Dan, sitting against the wall, cradling Mostar’s limp form. For a second, just a second, I thought she might be sleeping. The rise of her body under Dan’s heaving chest. I should have known right away that no human neck can twist so far to one side. But the closed lips, the gently shut eyes. She looked peaceful, alive.

Dan told me later what had happened, how she’d pulled him inside the house and ordered him to start smashing her art. She’d disappeared into the workshop as he’d grabbed all her sculptures off the shelves. One after the other he’d hurled them against the floor. He wasn’t sure how many he’d destroyed, half a dozen maybe, when the kitchen sliding door had toppled down. Mostar must have heard it too. She shouted from the garage, “Keep smashing!” And he did.

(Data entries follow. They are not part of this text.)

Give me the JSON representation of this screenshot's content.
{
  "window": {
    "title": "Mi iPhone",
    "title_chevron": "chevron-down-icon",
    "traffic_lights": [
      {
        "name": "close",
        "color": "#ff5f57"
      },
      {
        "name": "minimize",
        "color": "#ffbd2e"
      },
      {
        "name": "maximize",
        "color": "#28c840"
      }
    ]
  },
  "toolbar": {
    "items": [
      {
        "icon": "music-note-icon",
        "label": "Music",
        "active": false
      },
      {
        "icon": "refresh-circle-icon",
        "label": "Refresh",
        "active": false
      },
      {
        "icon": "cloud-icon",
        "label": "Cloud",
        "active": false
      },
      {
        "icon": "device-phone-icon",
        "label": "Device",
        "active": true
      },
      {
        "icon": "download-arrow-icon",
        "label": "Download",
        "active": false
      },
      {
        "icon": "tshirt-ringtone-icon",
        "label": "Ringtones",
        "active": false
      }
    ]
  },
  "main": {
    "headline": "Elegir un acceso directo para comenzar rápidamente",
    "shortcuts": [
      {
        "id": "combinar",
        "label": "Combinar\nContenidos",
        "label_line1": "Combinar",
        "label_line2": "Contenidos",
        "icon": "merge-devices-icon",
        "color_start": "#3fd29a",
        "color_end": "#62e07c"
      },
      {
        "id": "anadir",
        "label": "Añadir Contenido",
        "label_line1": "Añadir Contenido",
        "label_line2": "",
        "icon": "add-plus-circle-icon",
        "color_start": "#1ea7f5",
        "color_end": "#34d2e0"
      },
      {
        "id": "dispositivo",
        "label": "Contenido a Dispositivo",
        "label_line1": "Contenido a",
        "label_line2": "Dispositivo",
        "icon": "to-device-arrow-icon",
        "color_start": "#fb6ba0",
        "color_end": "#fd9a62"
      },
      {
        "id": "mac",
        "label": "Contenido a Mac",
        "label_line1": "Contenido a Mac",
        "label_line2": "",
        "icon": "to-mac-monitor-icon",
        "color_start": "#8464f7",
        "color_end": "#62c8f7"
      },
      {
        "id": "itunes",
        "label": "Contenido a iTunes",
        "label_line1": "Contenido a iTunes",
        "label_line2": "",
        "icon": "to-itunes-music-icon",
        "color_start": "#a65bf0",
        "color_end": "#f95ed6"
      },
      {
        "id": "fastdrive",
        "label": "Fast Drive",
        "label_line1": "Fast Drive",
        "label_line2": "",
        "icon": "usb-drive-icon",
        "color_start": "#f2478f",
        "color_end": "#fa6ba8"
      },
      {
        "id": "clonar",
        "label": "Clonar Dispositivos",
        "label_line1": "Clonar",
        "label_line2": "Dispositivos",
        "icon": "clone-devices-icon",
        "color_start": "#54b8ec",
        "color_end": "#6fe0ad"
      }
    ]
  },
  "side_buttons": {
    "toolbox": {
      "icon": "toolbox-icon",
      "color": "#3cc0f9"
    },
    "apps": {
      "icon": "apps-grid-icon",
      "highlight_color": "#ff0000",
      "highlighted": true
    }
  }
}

He told me that the beast had half stepped, half leaped at him, and come down hard on a floor of broken pieces. The whole village must have heard the roar. Dan watched the giant stumble backward, tread on more shards, then disappear back outside. He told me he felt like cheering, even crying, but Mostar had shouted, “Don’t stop! Expand the minefield!”

Her word, “minefield.” Always with the war metaphors.

He’d thrown everything to the ground. “Hard as you can,” she’d said, “everywhere!” He’d covered the kitchen, the living room, the entryway, every direction leading up to the garage.

Mostar was still inside, working on another spear. This one had been for her. You could tell by the short shaft that was now rising from the dead ape’s back. She’d just been tying off the wire when the garage door imploded right in front of her.

“She didn’t call for me.” That’s what Dan said. No cries for help as she’d turned and braced the butt of her spear against the wall. She must have known she was too little and weak to cause any damage, but if she could use the animal’s strength and size, if it was angry enough to charge without thinking…

That’s what she must have counted on as Consort came at her, impaling himself on the blade. But it worked too well. All that weight and speed. Dan doesn’t know if it was the inertia of the attack, or if the monster actually intended, despite the pain, to pull itself down the spear’s shaft to Mostar. Dan didn’t see any of this happening.

She was dead before he reached her. All he could do was drag her body away from the dying killer. And it didn’t die right away. It lay there for several minutes, facedown, coughing up blood, jerking every so often as the spear swayed like a flagpole in the wind.

Dan, holding Mostar in the corner, watched as Alpha came stumbling out of our house, clutching her charred, smoking mouth. He’d heard her pained cries, and that’s why, he believes, the rest of them didn’t finish us off. Their leader was hurt, unable to command. She probably wasn’t thinking about anything but getting away, finding a safe place to lick her wounds. They probably followed without question. Obedience trumping bloodlust.

Dan couldn’t stop apologizing later, about how he didn’t think to come looking for me, about how he just huddled there, sobbing quietly, holding Mostar’s cooling corpse. I didn’t judge him. I still don’t. He couldn’t even talk when I first saw him. The grief, the loss. I envy him. I didn’t feel anything at that moment, bending over him, reaching out to touch his tearstained cheek.

I remember his face darkening with the shadows of everyone crowding around us. I remember turning to face them. The silence. No one knowing what to say.

Then:

“We have to kill them.”

That was me. And it wasn’t.

I hadn’t planned on saying those words, or the ones that followed. Someone else was talking, a part of me I’d never met.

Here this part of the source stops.